Dimensions: w: 20.6cm, h: 26.3cm
Photographs (49): 2007–2016
I had a few good teachers in secondary school, none that I’d say inspired me, but that wasn’t necessarily their fault, it would likely have been quite the uphill struggle. At best, I’m hopefully a late developer. The only teacher whose name I remember was Mr Thomas. He was an older man, decent and quite proper, and nearing retirement. He taught English Literature and I liked him.
I remember him talking about the idea of ‘pathetic fallacy’ in relation to Thomas Hardy and maybe a storm gathering over the Dorset landscape in The Mayor of Casterbridge. Things in the world mirroring events or feelings. I’ve held that concept in my head and occasionally thought about it in the 30 or 40 years since. That image of the gathering storm has become so overused that, if seen in a contemporary film, it can induce a wince at the unimaginativeness of the director.

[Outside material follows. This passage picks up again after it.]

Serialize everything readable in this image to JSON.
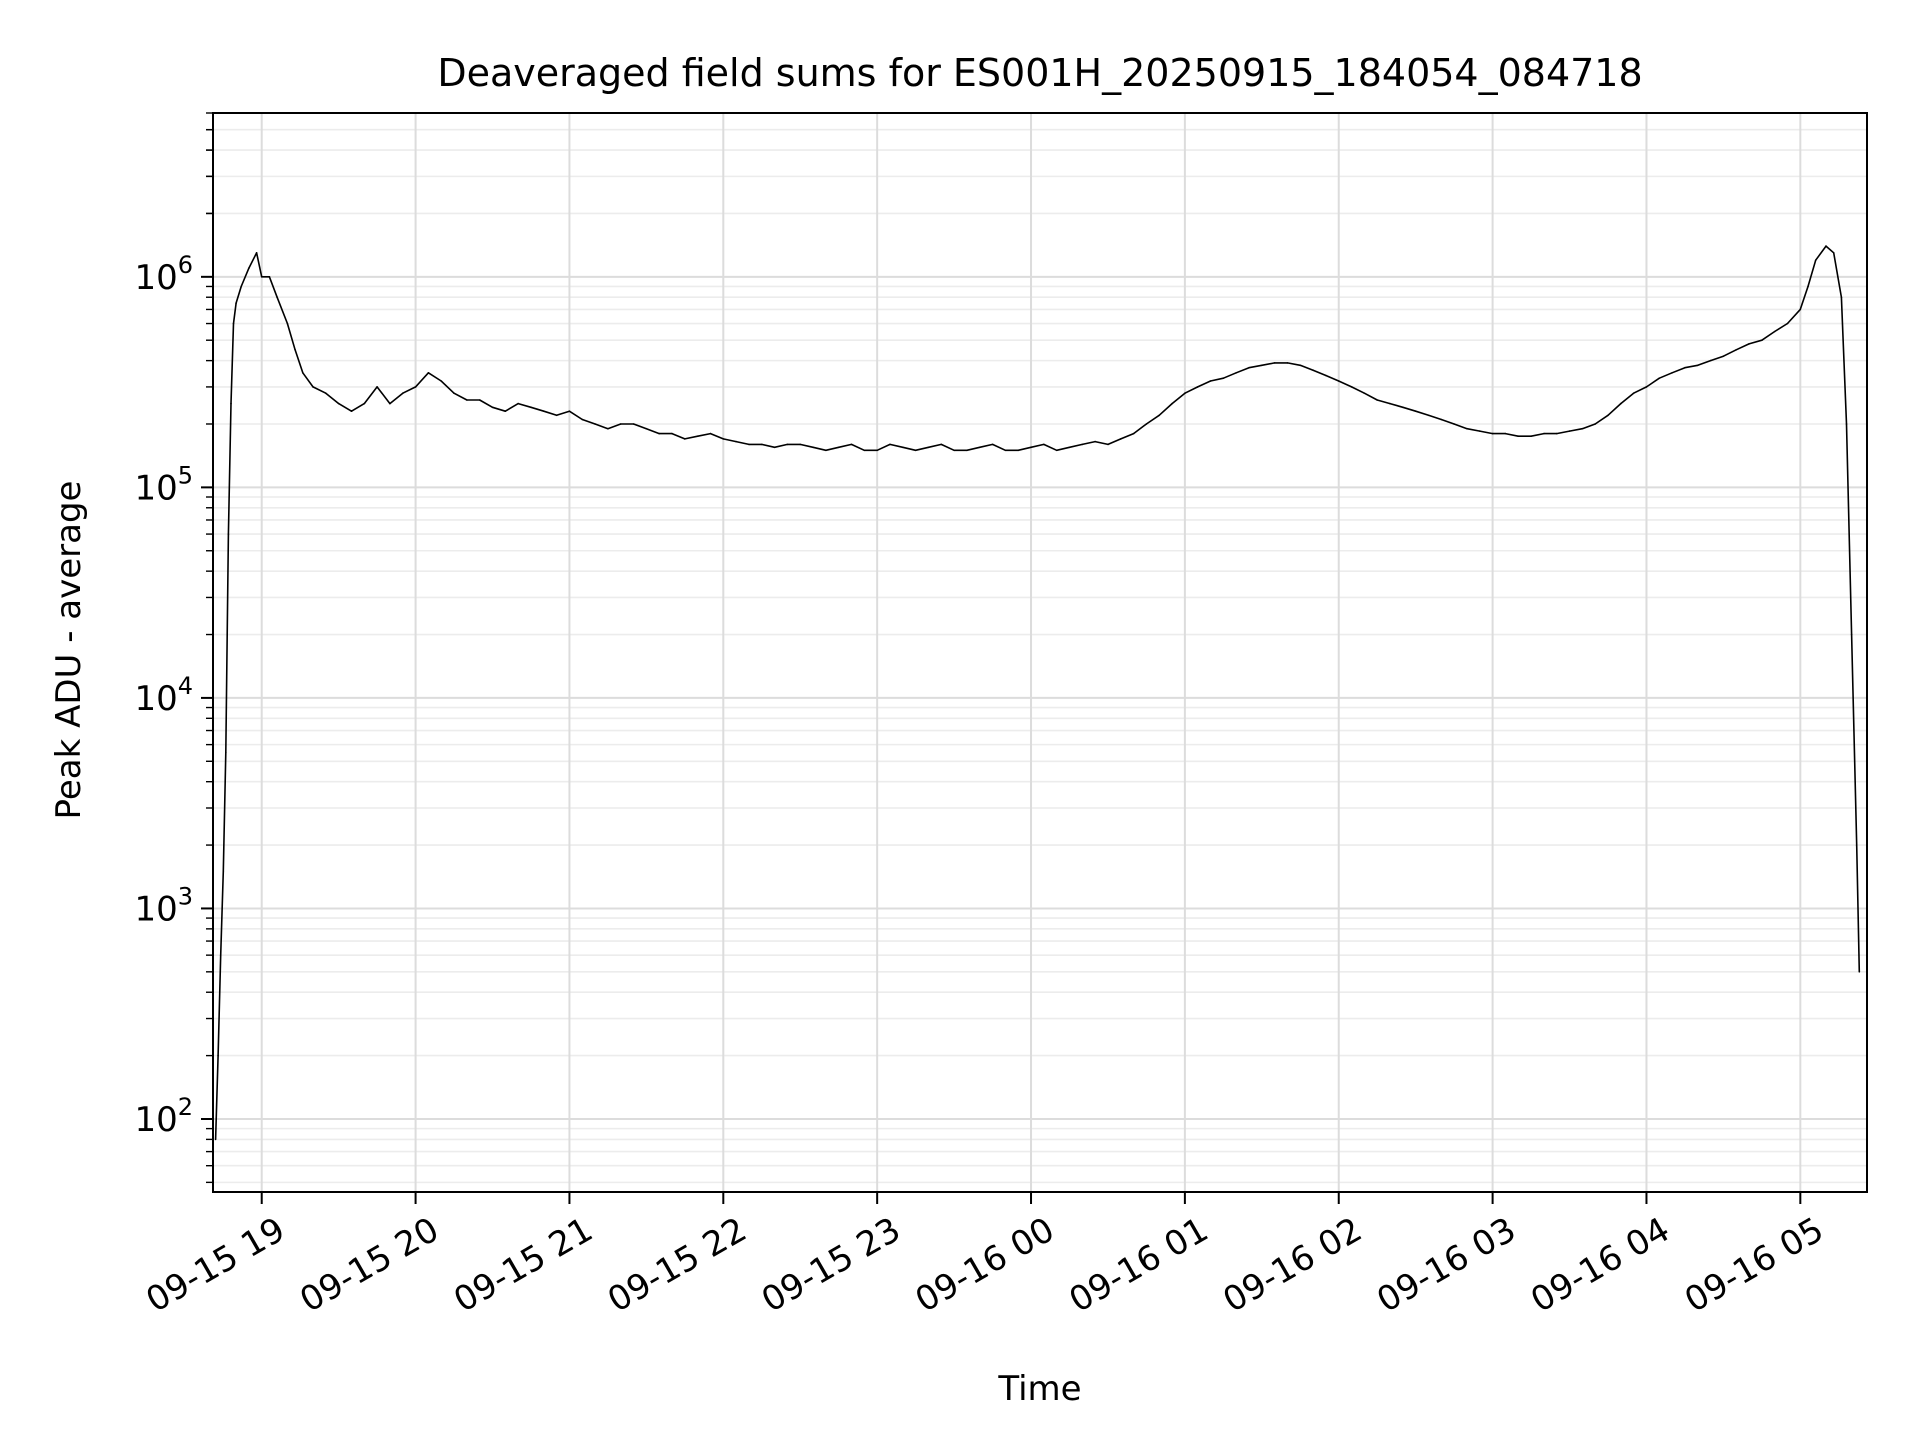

Pathetic and fallacy - the two words sound wrong. Pathetic in common parlance meaning pitiful, sad; fallacy an erroneous idea. Crudely put, a sad mistake. I look it up in a dictionary for the first since school and my memory was correct: “The attribution of human feelings and responses to inanimate things or animals, especially in art and literature.” Wikipedia reveals that it was coined by Ruskin to criticise the work of late 18th century poets like Wordsworth, Shelley, Keats et al.
This work explores how what we see can reflect what we feel, and what we feel can direct us to see certain things, in certain ways. Loci comprises a series of photographs that articulate my feelings of depression, despair and loneliness. We are surrounded by such signs, to the point of cliche, in this frequently uncaring world. The photographs were taken during a hugely challenging period in my and my family’s life, but do not seek, for the most part, to function in anything like a documentary sense.
Loci risks a terrible gaucheness. That voice in my head taunts me: aren’t we all too sophisticated for this? These are images that can be decoded and, inevitably, denuded thereby. Let the eye inhabit them, and the heart behind the eye.
Loci is dedicated to my children Aalijah and Gabriel.